Seguin_Karlsson_TV-tunein-bug

DALLAS -- The Dallas Stars have a familiar feeling, though it's one they wish they didn't, being down 2-0 in the Western Conference First Round after two home losses to the Vegas Golden Knights.

Naturally, their minds wander back to last season, when they fell behind 3-0 to the Golden Knights in the Western Conference Final, eventually being eliminated in Game 6.

It's a scenario the Stars hope to reverse heading into Game 3 at T-Mobile Arena in Las Vegas on Saturday (10:30 p.m. ET; SCRIPPS, MAX, truTV, TBS, BSSW, SN360, SN, TVAS).

“I’m sitting around the table this morning, I’m thinking of teams like (the) Washington (Capitals) -- they had to get through (the) Pittsburgh (Penguins) to go all the way,” Stars forward Tyler Seguin said. “This is our team that we’ve got to find a way to overcome, even with everything going on with them, we’ve got to find a way to overcome them.”

Stars coach Pete DeBoer put it in simple terms.

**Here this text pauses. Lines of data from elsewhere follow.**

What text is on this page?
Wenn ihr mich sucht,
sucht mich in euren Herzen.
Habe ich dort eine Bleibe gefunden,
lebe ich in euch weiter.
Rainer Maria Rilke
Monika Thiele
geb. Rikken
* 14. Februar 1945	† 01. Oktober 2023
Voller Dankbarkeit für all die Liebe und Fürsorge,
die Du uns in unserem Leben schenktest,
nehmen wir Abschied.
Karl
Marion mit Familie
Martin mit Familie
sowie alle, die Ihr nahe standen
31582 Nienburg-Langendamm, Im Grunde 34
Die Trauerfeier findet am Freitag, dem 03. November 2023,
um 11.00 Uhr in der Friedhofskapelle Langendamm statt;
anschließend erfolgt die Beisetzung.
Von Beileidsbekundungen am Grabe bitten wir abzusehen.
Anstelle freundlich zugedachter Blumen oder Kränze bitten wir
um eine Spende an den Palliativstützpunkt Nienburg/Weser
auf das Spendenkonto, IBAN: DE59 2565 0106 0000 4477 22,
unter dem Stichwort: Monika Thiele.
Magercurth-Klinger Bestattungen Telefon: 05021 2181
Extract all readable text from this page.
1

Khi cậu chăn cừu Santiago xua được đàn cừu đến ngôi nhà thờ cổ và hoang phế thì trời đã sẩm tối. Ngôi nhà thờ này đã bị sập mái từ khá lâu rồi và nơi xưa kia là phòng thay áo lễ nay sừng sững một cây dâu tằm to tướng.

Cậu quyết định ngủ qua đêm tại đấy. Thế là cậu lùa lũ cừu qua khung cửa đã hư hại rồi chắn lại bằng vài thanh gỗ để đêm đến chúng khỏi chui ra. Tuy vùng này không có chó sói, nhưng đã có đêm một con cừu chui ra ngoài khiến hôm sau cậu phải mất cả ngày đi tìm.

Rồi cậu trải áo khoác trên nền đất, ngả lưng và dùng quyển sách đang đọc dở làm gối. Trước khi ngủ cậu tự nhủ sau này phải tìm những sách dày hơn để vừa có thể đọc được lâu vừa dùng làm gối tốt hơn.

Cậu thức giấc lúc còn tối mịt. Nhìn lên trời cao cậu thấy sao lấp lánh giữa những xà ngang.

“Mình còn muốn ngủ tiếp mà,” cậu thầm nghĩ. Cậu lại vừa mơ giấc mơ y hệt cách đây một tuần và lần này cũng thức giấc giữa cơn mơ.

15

“There’s all kinds of motivation, but no more than your season is on the line," DeBoer said. "I don’t think you need extra motivation other than that. I think the guys know exactly where we stand.”

Stars and Golden Knights face off in a pivotal Game 3

The story does feel different this season for Dallas, however.

“Last year, it felt like all the games, they were dominating and we were trying to sneak one out," Seguin said. "We’ve played good enough [this year] to win games. There’s been times where I feel like we have dominated.”

The Stars allowed the first goal of the series, by Golden Knights forward Mark Stone, just 1:23 into Game 1 and lost 4-3. Game 2 was tied until 18:53 of the second period, when defenseman Noah Hanifin scored his first career playoff goal. Center Jack Eichel's empty-net goal with 34 seconds to play sent Dallas to a 3-1 defeat.

“If you remove yourself from the emotion of it, and look at the actual underlying numbers of things, the margins are razor thin,” DeBoer said. “I liked our Game 2 better than Game 1, and I didn’t mind our Game 1. Big save, big goal at the right time and our series can turn.”

Dallas will rely on its strong play away from home this season as it looks to flip the script. The Stars led the NHL in points scored on the road (57), regulation wins (24), and face-off winning percentage (53.9 percent), were second in goals-for per game (3.46) and power play (26.4 percent) and third in goals-against per game (2.63).

“The story is, we’ve got to get one. Start with one,” Seguin said. “The focus is we’ve been a good road team all season. We’ve taken pride in the bounce-back games and not going on losing streaks, overcoming that adversity faced as a group. We’ve got to find a way to win that first game in Vegas.”

The Stars will try to get that first win by taking a look at themselves first.

“It starts on us as individuals," Seguin said. "Figure out how to take one step forward. How not to focus on results but get results. Hockey is hard. But for the season we’ve had, we deserve better than this. It’s not a looking for empathy or sympathy kind of thing, it’s dig down and find something.

"All of us, we’ve got to figure out a way. We’ve earned the right to have that top seed in the West and one point back for the whole League. We shouldn’t be down 2-0, but here we are.”